= Dejan Vukšić =

Montenegrin lawyer and politician

Dejan Vukšić (Дејан Вукшић; born 2 May 1972) is a Montenegrin lawyer and an independent politician serving as director of the National Security Agency since 17 December 2020. Prior to this, he served as the president of the Municipal Assembly of Kotor from 28 October 2020 to 17 December 2020.

== Biography ==
Vukšić was born to a Montenegrin family on 2 May 1972 in Kotor, in the then SR Montenegro, and SFR Yugoslavia. He graduated from the Faculty of Law, University of Montenegro in 1996, and completed the bar exam in 1999.

In the period from 1998 to 1999, he was an associate in the Basic Court in Kotor, while from 1999 to 2001 he worked as a judge in the same court.

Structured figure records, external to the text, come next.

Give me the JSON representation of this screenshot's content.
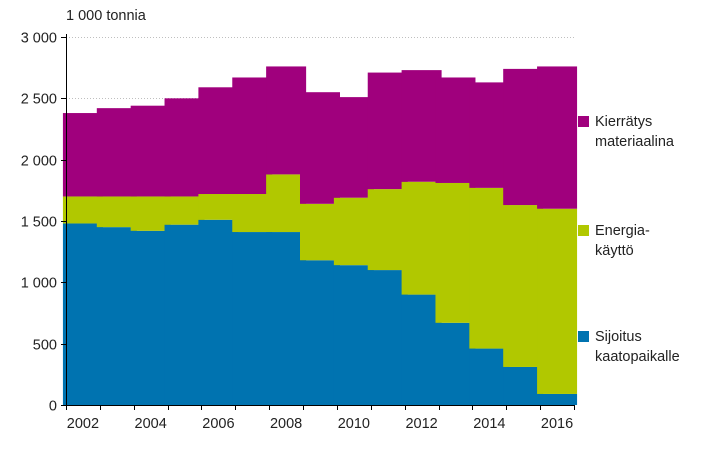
{
  "chart_data": {
    "type": "bar",
    "stacked": true,
    "unit_label": "1 000 tonnia",
    "categories": [
      "2002",
      "2003",
      "2004",
      "2005",
      "2006",
      "2007",
      "2008",
      "2009",
      "2010",
      "2011",
      "2012",
      "2013",
      "2014",
      "2015",
      "2016"
    ],
    "x_tick_labels": [
      "2002",
      "2004",
      "2006",
      "2008",
      "2010",
      "2012",
      "2014",
      "2016"
    ],
    "ylim": [
      0,
      3000
    ],
    "y_ticks": [
      0,
      500,
      1000,
      1500,
      2000,
      2500,
      3000
    ],
    "y_tick_labels": [
      "0",
      "500",
      "1 000",
      "1 500",
      "2 000",
      "2 500",
      "3 000"
    ],
    "grid": true,
    "legend_position": "right",
    "series": [
      {
        "name": "Sijoitus kaatopaikalle",
        "label_lines": "Sijoitus\nkaatopaikalle",
        "color": "#0073b0",
        "values": [
          1480,
          1450,
          1420,
          1470,
          1510,
          1410,
          1410,
          1180,
          1140,
          1100,
          900,
          670,
          460,
          310,
          90
        ]
      },
      {
        "name": "Energiakäyttö",
        "label_lines": "Energia-\nkäyttö",
        "color": "#b1c800",
        "values": [
          220,
          250,
          280,
          230,
          210,
          310,
          470,
          460,
          550,
          660,
          920,
          1140,
          1310,
          1320,
          1510
        ]
      },
      {
        "name": "Kierrätys materiaalina",
        "label_lines": "Kierrätys\nmateriaalina",
        "color": "#a0007d",
        "values": [
          680,
          720,
          740,
          800,
          870,
          950,
          880,
          910,
          820,
          950,
          910,
          860,
          860,
          1110,
          1160
        ]
      }
    ]
  }
}
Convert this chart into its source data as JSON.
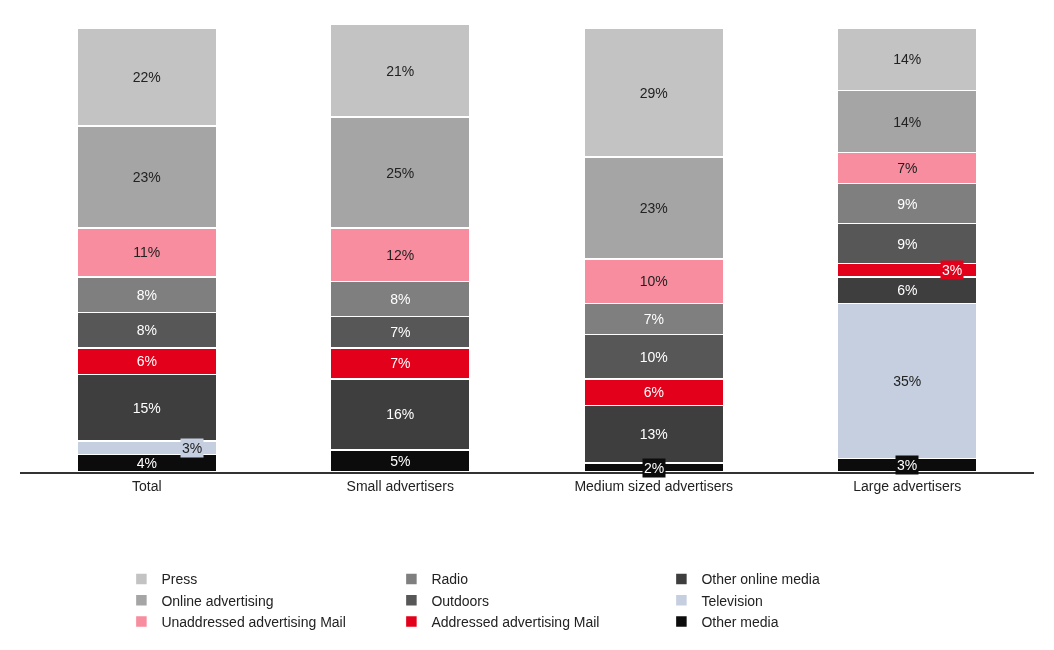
{
  "chart_data": {
    "type": "bar",
    "stacked": true,
    "legend": "bottom",
    "categories": [
      "Total",
      "Small advertisers",
      "Medium sized advertisers",
      "Large advertisers"
    ],
    "series": [
      {
        "name": "Other media",
        "color": "#0c0c0c",
        "values": [
          4,
          5,
          2,
          3
        ],
        "value_labels": [
          "4%",
          "5%",
          "2%",
          "3%"
        ]
      },
      {
        "name": "Television",
        "color": "#c5cfe0",
        "values": [
          3,
          null,
          null,
          35
        ],
        "value_labels": [
          "3%",
          null,
          null,
          "35%"
        ]
      },
      {
        "name": "Other online media",
        "color": "#3e3e3e",
        "values": [
          15,
          16,
          13,
          6
        ],
        "value_labels": [
          "15%",
          "16%",
          "13%",
          "6%"
        ]
      },
      {
        "name": "Addressed advertising Mail",
        "color": "#e2001a",
        "values": [
          6,
          7,
          6,
          3
        ],
        "value_labels": [
          "6%",
          "7%",
          "6%",
          "3%"
        ]
      },
      {
        "name": "Outdoors",
        "color": "#575757",
        "values": [
          8,
          7,
          10,
          9
        ],
        "value_labels": [
          "8%",
          "7%",
          "10%",
          "9%"
        ]
      },
      {
        "name": "Radio",
        "color": "#7f7f7f",
        "values": [
          8,
          8,
          7,
          9
        ],
        "value_labels": [
          "8%",
          "8%",
          "7%",
          "9%"
        ]
      },
      {
        "name": "Unaddressed advertising Mail",
        "color": "#f78d9e",
        "values": [
          11,
          12,
          10,
          7
        ],
        "value_labels": [
          "11%",
          "12%",
          "10%",
          "7%"
        ]
      },
      {
        "name": "Online advertising",
        "color": "#a5a5a5",
        "values": [
          23,
          25,
          23,
          14
        ],
        "value_labels": [
          "23%",
          "25%",
          "23%",
          "14%"
        ]
      },
      {
        "name": "Press",
        "color": "#c3c3c3",
        "values": [
          22,
          21,
          29,
          14
        ],
        "value_labels": [
          "22%",
          "21%",
          "29%",
          "14%"
        ]
      }
    ]
  }
}
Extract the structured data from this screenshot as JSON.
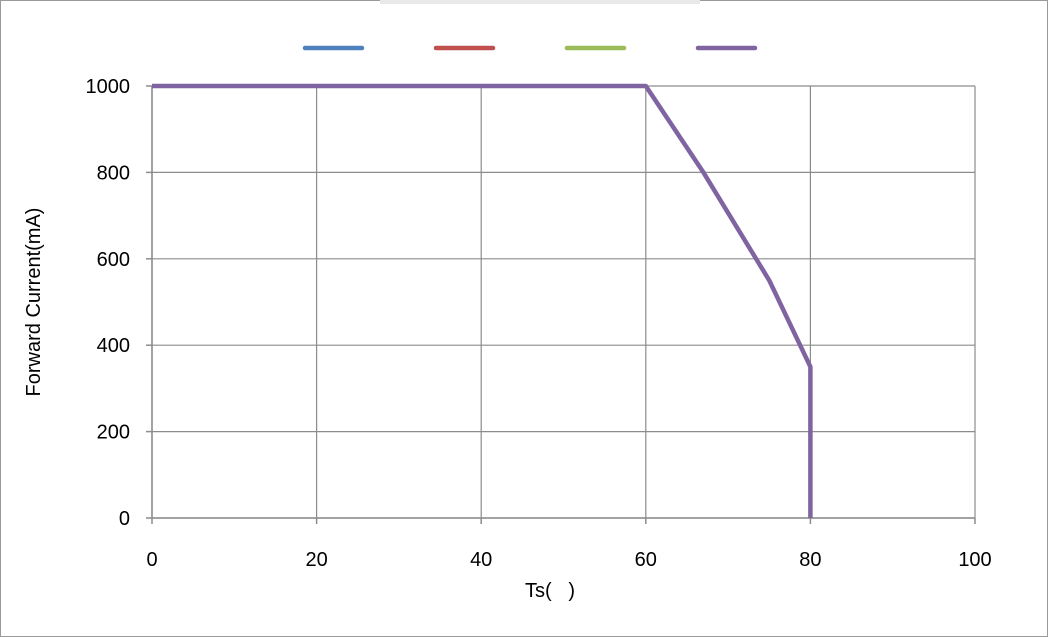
{
  "chart_data": {
    "type": "line",
    "title": "",
    "xlabel": "Ts(   )",
    "ylabel": "Forward Current(mA)",
    "xlim": [
      0,
      100
    ],
    "ylim": [
      0,
      1000
    ],
    "x_ticks": [
      0,
      20,
      40,
      60,
      80,
      100
    ],
    "y_ticks": [
      0,
      200,
      400,
      600,
      800,
      1000
    ],
    "grid": true,
    "legend_position": "top",
    "series": [
      {
        "color": "#4f81bd",
        "points": []
      },
      {
        "color": "#c0504d",
        "points": []
      },
      {
        "color": "#9bbb59",
        "points": []
      },
      {
        "color": "#8064a2",
        "points": [
          [
            0,
            1000
          ],
          [
            60,
            1000
          ],
          [
            67,
            800
          ],
          [
            75,
            550
          ],
          [
            80,
            350
          ],
          [
            80,
            0
          ]
        ]
      }
    ]
  }
}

Since 2001, he is a lawyer, member of the Bar Association and the Board of Directors of the Bar Association of Montenegro.

He is the founder and owner of the law firm "Vukšić".

He headed the electoral list For the Future of Kotor at the 2020 Montenegrin municipal elections and was elected President of the Municipal Assembly of Kotor after the elections. Shortly after, on 17 December 2020, Vukšić was named the acting director of the National Security Agency.

He is married and has two children, and in addition to his native Serbian, he also speaks English.